"Perchè i turisti italiani sono così maleducati?". Questo è ciò che si chiede tale Matthew Perris, giornalista del Times, con questo articolo. Si lo so che il Times non è nuovo a queste uscite "poco giornalistiche" (come dimenticare tutte le, a dir poco, "bizzarre" classifiche, come quella sulle offese più gravi di sempre?), e so anche che si tratta delle solite generalizzazioni, ma in ogni caso potremmo trarre spunto per fare un pò di sana autocritica. Io stesso ricordo quando, all'aeroporto di Londra, in procinto di ritornare in Italia ebbi di fronte uno spettacolo a dir poco grottesco: da una parte una la fila per imbarcarsi nel volo Londra-Manchester, con le persone che attendevano in perfetto ordine, l'una dietro all'altra in stile "british", ma quando mi avvicinai a quella che - teoricamente - doveva essere la fila per il mio volo verso l'Italia (quindi con tanti italiani), mi trovai di fronte a una sottospecie di grappolo di individui che premevano minacciosamente sulle addette alla verifica dei biglietti, evidentemente imbarazzate.

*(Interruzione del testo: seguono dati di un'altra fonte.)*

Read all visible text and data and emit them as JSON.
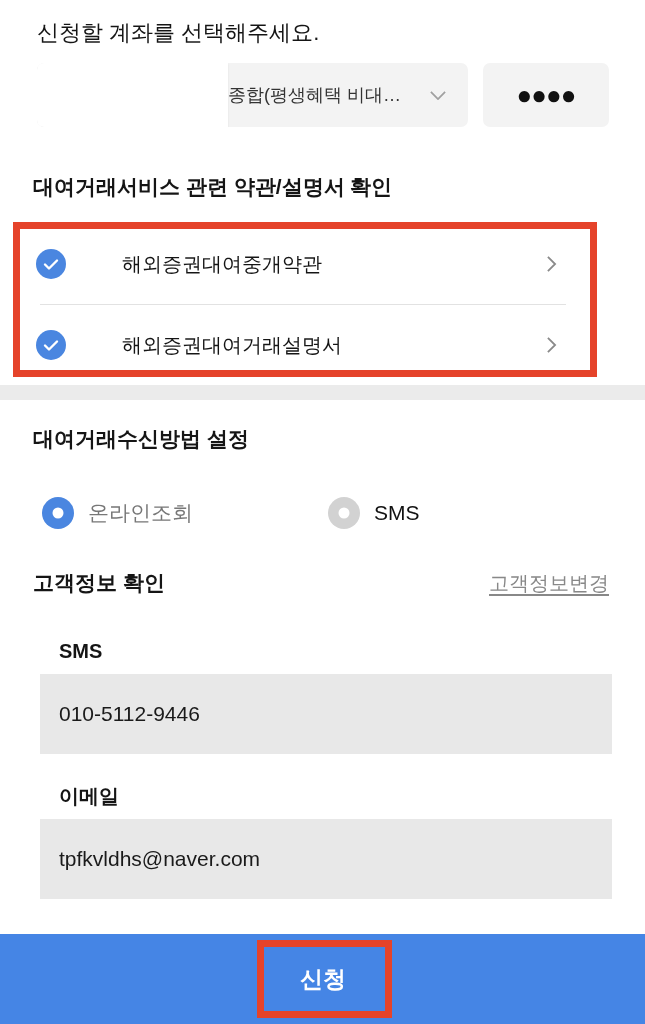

Il confronto tra la composta fila anglosassone e la caotica confusione dell'italica "fila" risulta impietoso, ma mi sento in dovere a questo punto di citare un altro episodio, (a dire il vero molti episodi) che si sono verificati sempre durante quel soggiorno. Ho infatti scoperto che in Inghilterra i marciapiedi possono essere più pericolosi delle carreggiate stesse. Se, malauguratamente, vi doveste trovare a intralciare la direzione di un passante (preferibilmente un "business man") non aspettatevi che questi cambi direzione, o peggio ancora che vi chieda "scusi, mi fa passare?". Niente di tutto questo. Molto più semplicemente vi prenderà da una spalla e vi sposterà (fisicamente!) pur di non rallentare per un solo secondo la sua andatura. In alternativa potrebbe darvi anche una spallata.
Conclusioni:
1) Forse è vero che abbiamo davanti agli occhi i vizi degli altri, mentre i nostri ci stanno dietro.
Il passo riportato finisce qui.